Дальше. Итак, я совсем отвык от человеческого общества. Но в один снежный день мне мучительно захотелось теплоты, родного домашнего уюта. Я покинул север и вернулся в этот город. Я приехал зимой, в оленьей дохе, обросший и постаревший. В семье Леонида меня встретили, как близкого и любимого. Потом привели ко мне бледную девочку с белыми волосами и синими глазами. Она была совсем тоненькая, и кожа на ее лице просвечивала. Сначала она смотрела на меня пугливо и не узнавала, а потом, когда узнала, очень застыдилась и убежала.
Ах, как скоро мы подружились. Она была очень тихенькая, молчаливая девочка. Глупеныш мой милый! Ну, что за удивительные вопросы она мне задавала! Она спрашивала меня, например: «Дядя Ника, почему, если вы такой страшный, я вас не боюсь?» Она серьезно, с таинственным видом рассказала мне, что ночью к ней приходит белый человек и зовет ее. Кто это, и куда он ее зовет?..
Я бы мог многое сказать о том, что я думаю и что теперь открылось моей душе. Но зачем? Это ведь важно для меня самого и, кроме того, я никогда не смогу передать то неуловимое и значительное, что я видел и замечал. Уже тогда я чувствовал, что совершается тайна, но моя душа была бессильна охватить ее и постичь.

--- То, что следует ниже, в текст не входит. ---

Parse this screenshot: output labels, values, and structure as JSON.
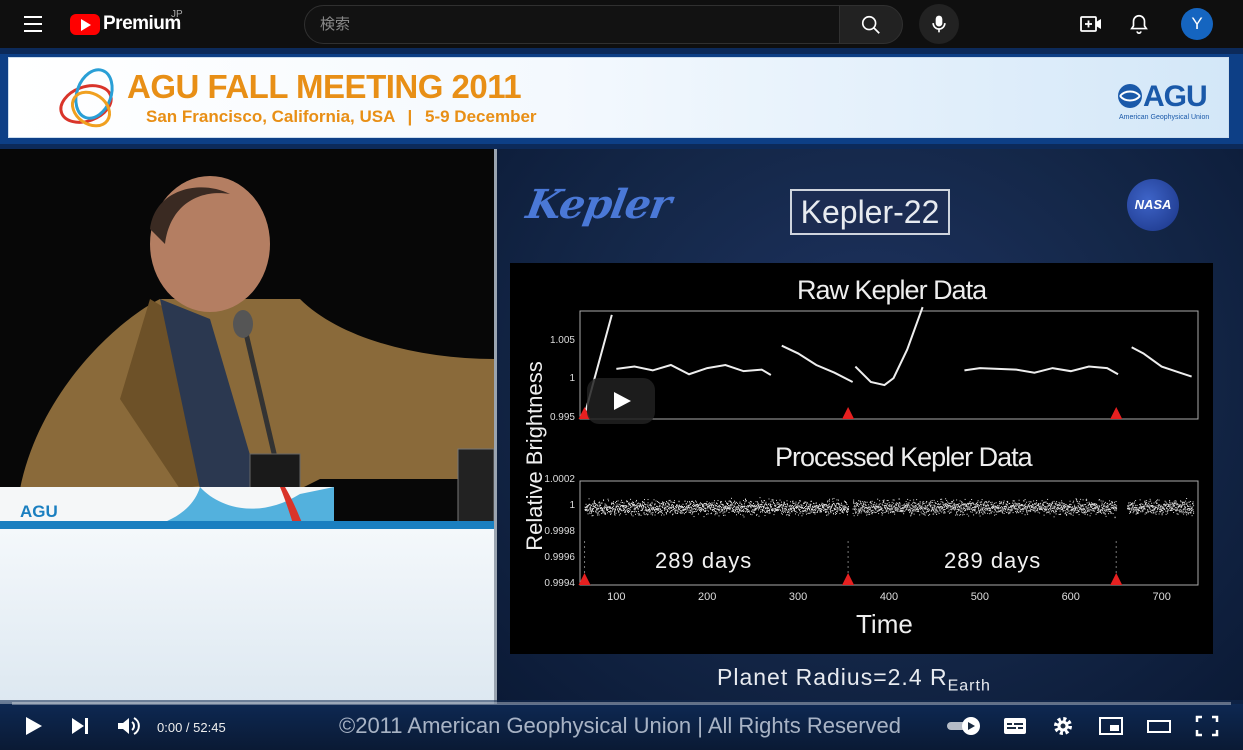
{
  "header": {
    "logo_text": "Premium",
    "region": "JP",
    "search_placeholder": "検索",
    "avatar_letter": "Y"
  },
  "video": {
    "banner": {
      "title": "AGU FALL MEETING 2011",
      "location": "San Francisco, California, USA",
      "dates": "5-9 December",
      "org_short": "AGU",
      "org_full": "American Geophysical Union"
    },
    "podium_label": "AGU",
    "slide": {
      "mission_logo": "Kepler",
      "title": "Kepler-22",
      "agency_logo": "NASA",
      "footer_prefix": "Planet Radius=2.4 R",
      "footer_sub": "Earth"
    },
    "copyright": "©2011 American Geophysical Union | All Rights Reserved"
  },
  "chart_data": [
    {
      "type": "line",
      "title": "Raw Kepler Data",
      "ylabel": "Relative Brightness",
      "xlabel": "Time",
      "yticks": [
        "1.005",
        "1",
        "0.995"
      ],
      "ylim": [
        0.995,
        1.009
      ],
      "xlim": [
        60,
        740
      ],
      "segments": [
        {
          "x": [
            65,
            95
          ],
          "y": [
            0.9955,
            1.0085
          ]
        },
        {
          "x": [
            100,
            120,
            140,
            160,
            180,
            200,
            220,
            240,
            260,
            270
          ],
          "y": [
            1.0015,
            1.0018,
            1.0013,
            1.002,
            1.0008,
            1.0016,
            1.002,
            1.0012,
            1.0014,
            1.0007
          ]
        },
        {
          "x": [
            282,
            300,
            320,
            340,
            360
          ],
          "y": [
            1.0045,
            1.0035,
            1.002,
            1.001,
            0.9998
          ]
        },
        {
          "x": [
            363,
            380,
            395,
            405,
            420,
            437
          ],
          "y": [
            1.0018,
            0.9998,
            0.9994,
            1.0003,
            1.004,
            1.0095
          ]
        },
        {
          "x": [
            483,
            500,
            520,
            540,
            560,
            580,
            600,
            620,
            640,
            652
          ],
          "y": [
            1.0013,
            1.0016,
            1.0015,
            1.0014,
            1.001,
            1.0016,
            1.0012,
            1.0018,
            1.0016,
            1.0008
          ]
        },
        {
          "x": [
            667,
            680,
            700,
            720,
            733
          ],
          "y": [
            1.0043,
            1.0035,
            1.0018,
            1.001,
            1.0005
          ]
        }
      ],
      "transit_markers": [
        65,
        355,
        650
      ]
    },
    {
      "type": "scatter",
      "title": "Processed Kepler Data",
      "yticks": [
        "1.0002",
        "1",
        "0.9998",
        "0.9996",
        "0.9994"
      ],
      "xticks": [
        "100",
        "200",
        "300",
        "400",
        "500",
        "600",
        "700"
      ],
      "ylim": [
        0.9994,
        1.0002
      ],
      "xlim": [
        60,
        740
      ],
      "baseline": 1.0,
      "scatter_band": 8e-05,
      "data_ranges": [
        [
          65,
          355
        ],
        [
          360,
          650
        ],
        [
          662,
          735
        ]
      ],
      "transit_markers": [
        65,
        355,
        650
      ],
      "annotations": [
        "289 days",
        "289 days"
      ]
    }
  ],
  "controls": {
    "current_time": "0:00",
    "separator": " / ",
    "duration": "52:45",
    "progress": 0.0
  }
}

Положим, я — суеверный человек. Я ведь был доктором, почти ученым, и все-таки трезвая наука не могла заглушить во мне голос предчувствий, с детства звучавший во мне. Вот почему я смотрел на Кавочку с трепетом жуткого ожидания. Я чувствовал, что таинственное стережет ее. С первых же дней ее появления на свет она уже принадлежала кому-то. И я знаю, что у меня нет власти над ее жизнью, и мне было больно и страшно от этого.

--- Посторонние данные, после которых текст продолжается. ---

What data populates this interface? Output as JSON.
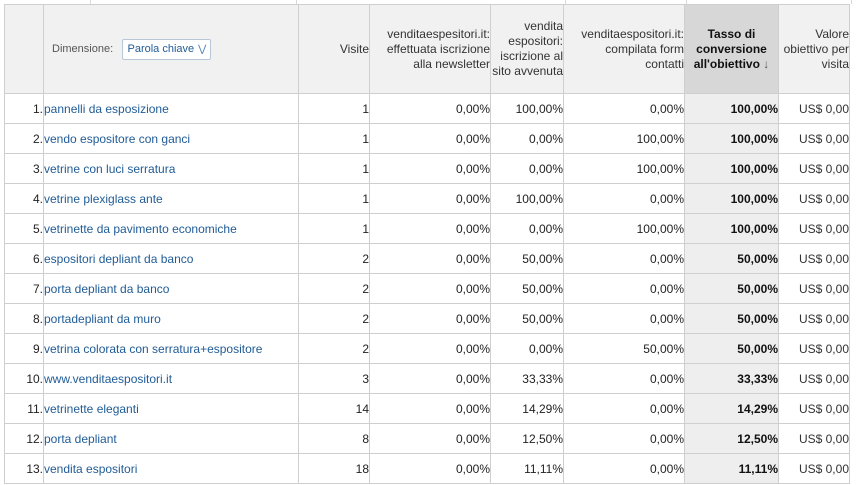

Сегодня особенно ветреная и шумная ночь… Хорошо, пусть шумят осенние деревья, — я люблю слушать их жалобы. Сейчас трепет проходит по моему телу, как будто я чувствую возле себя дыхание страха. Теперь я хочу вспомнить об этом случае. Страх стоит за моей спиной.
Я жил на тихой улице, в старом доме с глухим садом, — я всегда селился в таких домах. Очень поздно. За окном плачет сырая, снежная оттепель. Я потушил огонь и лег спать.